Sweden eases rules for international students during coronavirus pandemic

The Swedish Migration Agency has scrapped a rule that made it harder for international students to get a residence permit if their university moved classes online due to the coronavirus pandemic.

Sweden eases rules for international students during coronavirus pandemic
The Migration Agency has announced changes to its rules for student residence permits in Sweden. Photo: Adam Wrafter/SvD/TT

The Swedish Migration Agency has removed a previous requirement that student permit applicants physically be on campus for 50 percent of their course.

This means that unlike last year, in 2021 it will be easier for non-EU students to get a student permit despite many universities having switched to remote teaching due to corona. Normally, one of the requirements for a student permit is that the majority of teaching takes place on campus, which means distance teaching is usually not sufficient.

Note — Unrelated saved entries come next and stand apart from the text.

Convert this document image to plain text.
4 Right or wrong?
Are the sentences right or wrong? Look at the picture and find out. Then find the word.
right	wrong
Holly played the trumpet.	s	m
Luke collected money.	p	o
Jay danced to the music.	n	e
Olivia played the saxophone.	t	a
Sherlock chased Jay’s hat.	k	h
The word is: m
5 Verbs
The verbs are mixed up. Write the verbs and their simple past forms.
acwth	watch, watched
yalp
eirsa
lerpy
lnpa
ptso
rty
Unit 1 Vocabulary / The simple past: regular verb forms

Swedish universities have generally been offering mostly distance teaching since mid-March last year, and many international students have told The Local that the many conflicting recommendations and requirements caused them a lot of stress, with time zones and travel restrictions causing problems for those who had to return to their home countries because they could not renew their permit. Meanwhile, many universities required students to be present on campus at the start of their course.

The Migration Agency said at the time that they were able to grant permits as long as most of the teaching was on-campus, and would try to interpret the rules generously.

But it will likely come as a relief to international students that the 50 percent in-person attendance requirement will now be removed for student residence permits in 2021.

The Migration Agency writes that “the starting point is still that you must stay in Sweden to complete your education” but that “the reason for the loosening of the rules is that attendance on campus cannot be decisive for the agency’s assessment of residence permits for full-time students, because higher education institutions have adapted their activities to national advice and recommendations based on the current situation”.

The exception will only apply to courses that would normally have been held in person, but have moved online due to the pandemic.

A previous exception that student permit holders no longer have to leave Sweden to apply for a new permit for the coming semester during the summer holidays when they are not studying will also be kept in place for 2021, said the Migration Agency.

Thirdly, it will be possible to receive a student permit for university education from August 1st, 2021, regardless of when the course starts. Normally, the permit is only valid from 14 days before the start of the semester.

“The purpose of the decision is to make it easier for higher education institutions to offer study preparation courses to their international students before the start of the semester,” writes the Migration Agency.